Simple question on differentiation of cdf [duplicate]

Suppose we have $$n$$ $$i.i.d$$ random variables $$X_{1},\ldots,X_{n}$$ all distributed uniformly, $$X_{i} \sim \mathrm{Uniform}\left(0,1\right)$$ .

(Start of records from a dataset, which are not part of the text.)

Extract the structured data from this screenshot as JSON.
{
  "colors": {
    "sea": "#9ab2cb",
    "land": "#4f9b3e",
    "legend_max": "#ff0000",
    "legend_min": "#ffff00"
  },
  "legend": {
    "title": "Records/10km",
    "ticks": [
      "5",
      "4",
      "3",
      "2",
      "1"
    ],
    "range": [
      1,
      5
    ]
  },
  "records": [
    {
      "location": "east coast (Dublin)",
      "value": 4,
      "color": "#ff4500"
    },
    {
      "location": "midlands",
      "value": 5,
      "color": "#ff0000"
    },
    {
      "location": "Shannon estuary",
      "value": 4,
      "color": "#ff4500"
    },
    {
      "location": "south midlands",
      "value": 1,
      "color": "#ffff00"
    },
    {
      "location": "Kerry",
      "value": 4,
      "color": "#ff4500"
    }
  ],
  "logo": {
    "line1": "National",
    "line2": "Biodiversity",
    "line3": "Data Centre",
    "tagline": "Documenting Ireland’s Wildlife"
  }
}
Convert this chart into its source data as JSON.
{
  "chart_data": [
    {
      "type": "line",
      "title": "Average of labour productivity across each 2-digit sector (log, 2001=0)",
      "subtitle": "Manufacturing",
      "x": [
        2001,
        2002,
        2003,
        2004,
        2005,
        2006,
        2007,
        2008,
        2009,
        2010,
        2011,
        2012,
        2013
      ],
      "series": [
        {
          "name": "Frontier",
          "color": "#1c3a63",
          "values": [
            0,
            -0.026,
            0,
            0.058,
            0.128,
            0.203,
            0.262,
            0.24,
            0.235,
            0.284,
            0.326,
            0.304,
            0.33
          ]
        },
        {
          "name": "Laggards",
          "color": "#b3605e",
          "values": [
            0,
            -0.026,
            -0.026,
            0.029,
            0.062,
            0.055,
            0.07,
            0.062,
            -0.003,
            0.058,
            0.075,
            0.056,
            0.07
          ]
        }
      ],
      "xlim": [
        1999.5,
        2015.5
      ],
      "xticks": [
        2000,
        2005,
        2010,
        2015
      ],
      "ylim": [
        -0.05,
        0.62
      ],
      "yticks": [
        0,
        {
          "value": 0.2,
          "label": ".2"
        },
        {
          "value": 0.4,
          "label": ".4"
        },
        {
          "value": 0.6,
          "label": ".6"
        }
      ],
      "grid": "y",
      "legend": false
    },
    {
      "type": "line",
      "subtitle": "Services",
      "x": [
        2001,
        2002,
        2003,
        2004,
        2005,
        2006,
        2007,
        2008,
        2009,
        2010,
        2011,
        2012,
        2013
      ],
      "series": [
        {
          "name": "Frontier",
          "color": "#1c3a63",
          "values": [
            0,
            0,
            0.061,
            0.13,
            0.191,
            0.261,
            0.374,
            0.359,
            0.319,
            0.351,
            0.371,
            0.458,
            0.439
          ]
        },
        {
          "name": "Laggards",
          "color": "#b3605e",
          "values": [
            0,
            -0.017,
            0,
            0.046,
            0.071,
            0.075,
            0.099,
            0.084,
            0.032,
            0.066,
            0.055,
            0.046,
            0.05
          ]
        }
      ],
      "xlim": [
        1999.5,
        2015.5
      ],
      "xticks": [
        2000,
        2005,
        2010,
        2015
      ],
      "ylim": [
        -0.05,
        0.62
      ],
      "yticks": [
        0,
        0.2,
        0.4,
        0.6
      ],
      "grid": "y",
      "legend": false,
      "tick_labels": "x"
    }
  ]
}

• We want to find the expected value of $$\mathbb{E}[Y_{n}]$$ where $$Y_{n} = \max\left\{X_{1},\ldots,X_{n}\right\}$$.
• Here I got $$F_Y\left(y\right) = \int\mathrm{d}x_{1}\ldots\int\mathrm{d}x_{n} = \left[F_{X}\left(y\right)\right]^n$$ but to get $$f_{Y}\left(y\right)$$ i need to differentiate $$F_{Y}\left(y\right)$$ with respect to $$y$$ but how do i differentiate $$\left[F_{X}\left(y\right)\right]^{n}$$ with respect to $$y\,?$$.
• Are the $X_i's$ independent? – Ekesh Kumar Nov 11 '20 at 15:30
• @EkeshKumar yes – historgn Nov 11 '20 at 15:33
• Okay. See my answer. – Ekesh Kumar Nov 11 '20 at 15:33
• – StubbornAtom Nov 11 '20 at 16:49

Define $$Y = \max_{1 \leq i \leq n} X_i$$ so that for any $$0 \leq y \leq 1$$, we have

$$F_{Y}(y) = P(Y \leq y ) = \prod_{i = 1}^{n} P(X_i \leq y) = [P(X_1 \leq y)]^{n} = y^{n}.$$

Differentiating, one can find

$$f_{Y}(y) = \frac{d}{dy} F_{Y}(y) = ny^{n - 1},$$

which yields

$$f_{Y}(y) = \begin{cases} ny^{n - 1} & \text{ if } 0 \leq y < 1 \\ 0 & \text{ otherwise.} \end{cases}$$

The expected value is computed as follows:

$$\mathbb{E}[Y] = \int_{0}^{1} y \cdot f_{Y}(y) \mathop{dy} = \int_{0}^{1} ny^{n} \mathop{dy} = \boxed{\frac{n}{ n + 1}}$$

• in your definition of $f_Y(y)$ there is an error. $f_Y(y)=0$ when $y>1$... you wrote $f_Y(y)=1$ – tommik Nov 11 '20 at 15:47
• @tommik Thank you for catching that. I have corrected it. – Ekesh Kumar Nov 11 '20 at 15:47

Differentiation of $$F(y)$$ is not necessary.

In fact,

$$F_Y(y)=y^n$$

But as per the fact that Y is non negative, its expectation can be derived in the following way

$$\mathbb{E}[Y]=\int_0^1 [1-y^n]dy=\frac{n}{n+1}$$